The Medical Interview episode presented students with a difficult, nuanced situation. In such an interview, the clinician must extract relevant information from the patient and the caregiver while keeping the interview focused and efficient. The clinician must stay focused on the patient while keeping the caregiver’s feelings in mind and making them feel included. They must also think critically about the information they receive and quickly determine its relevance and implications. While the quantitative results show that students performed well and understood the concepts, the qualitative data is especially informative in that it gives insight into the students’ depth of understanding. Discussion board posts detailing strategies for the interview or additional questions to ask demonstrate deep learning and a thorough understanding of the nuances present in the interview. In this sense, the qualitative data informs the quantitative data and offers potential explanations of why students performed well or gave certain answers. Students may have performed well because they thoroughly understood the situation and the strategies necessary to work through it.

The Social Site Episode elicited a strong emotional response from the students, emphasizing the importance of electronic professionalism on social networking sites. The Social Site Episode presented students with a plausible scenario that was relevant to their future careers and the hyper-connected world they currently live in. To these students, this scenario unfolding for these virtual characters was emotionally impactful. This emotional response may have been noticeable through pre- and post-survey questions regarding social media and accountability, but through qualitative data collection and analysis the magnitude of these emotions could begin to be understood. Discussion board posts showed that students felt great empathy for the virtual characters and frustration towards the events in the Social Site Episode. Some students even made strong declarations about the potential dangers of social media and the importance of keeping the details of one’s medical career off of public forums – no matter how small. Qualitative data collection and analysis showed the true impact of the episode and allowed for assessment of its personal and emotional effects.

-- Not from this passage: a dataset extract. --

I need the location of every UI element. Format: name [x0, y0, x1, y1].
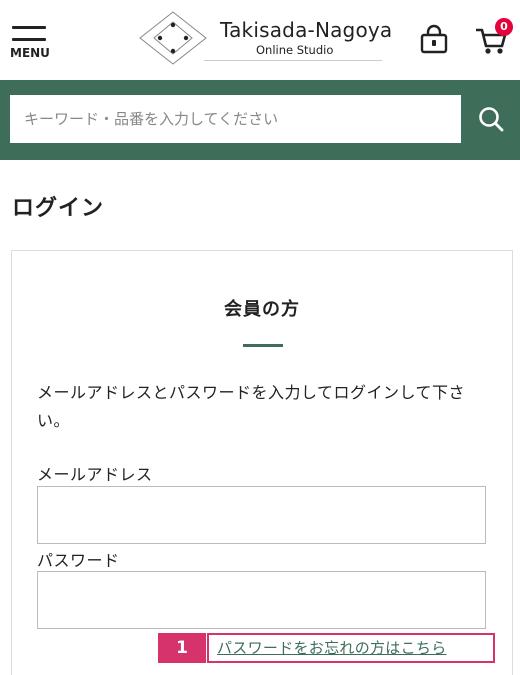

Quantitative pre- and post-survey data was informed by qualitative data. As mentioned earlier, when asked the question “Do you believe that a medical student should be held accountable for unprofessional behavior discovered through postings on his/her personal social networking page(s)?” students reported positive movement in 2014 but no movement at all in 2015. When looking at quantitative data alone, this seems to indicate that the Social Site Episode had little impact on the 2015 students. However, qualitative data shows that these students still reported empathy and strong emotional reactions to the episode, and understood the importance of information privacy. In this instance, the qualitative data reveals information about the students’ experiences that the quantitative data does not seem to indicate. In contrast to survey responses, the Social Site Episode still had a strong effect on the students, even if they did not report positive movement.

The stars add an interesting layer to the dataset, in the sense that this variable can be evaluated in both a quantitative and qualitative sense. As a quantitative metric, the stars provide a measure as to which students were thinking critically. When evaluated as a qualitative variable, one can quickly see which posts were considered as perceptive.

10 Summary

Through both qualitative and quantitative data analysis, a deeper understanding of student knowledge gains enhanced through learning interventions can potentially be obtained. In our study, qualitative data analysis indicated that students understood nuances of the gameplay episodes and possibly experienced deep learning – observations that could not be drawn through quantitative data analysis alone. New and developing media – such as serious games – provide a mix of qualitative and quantitative data and will likely continue to provide new types of methodologies to more fully understand participant experiences.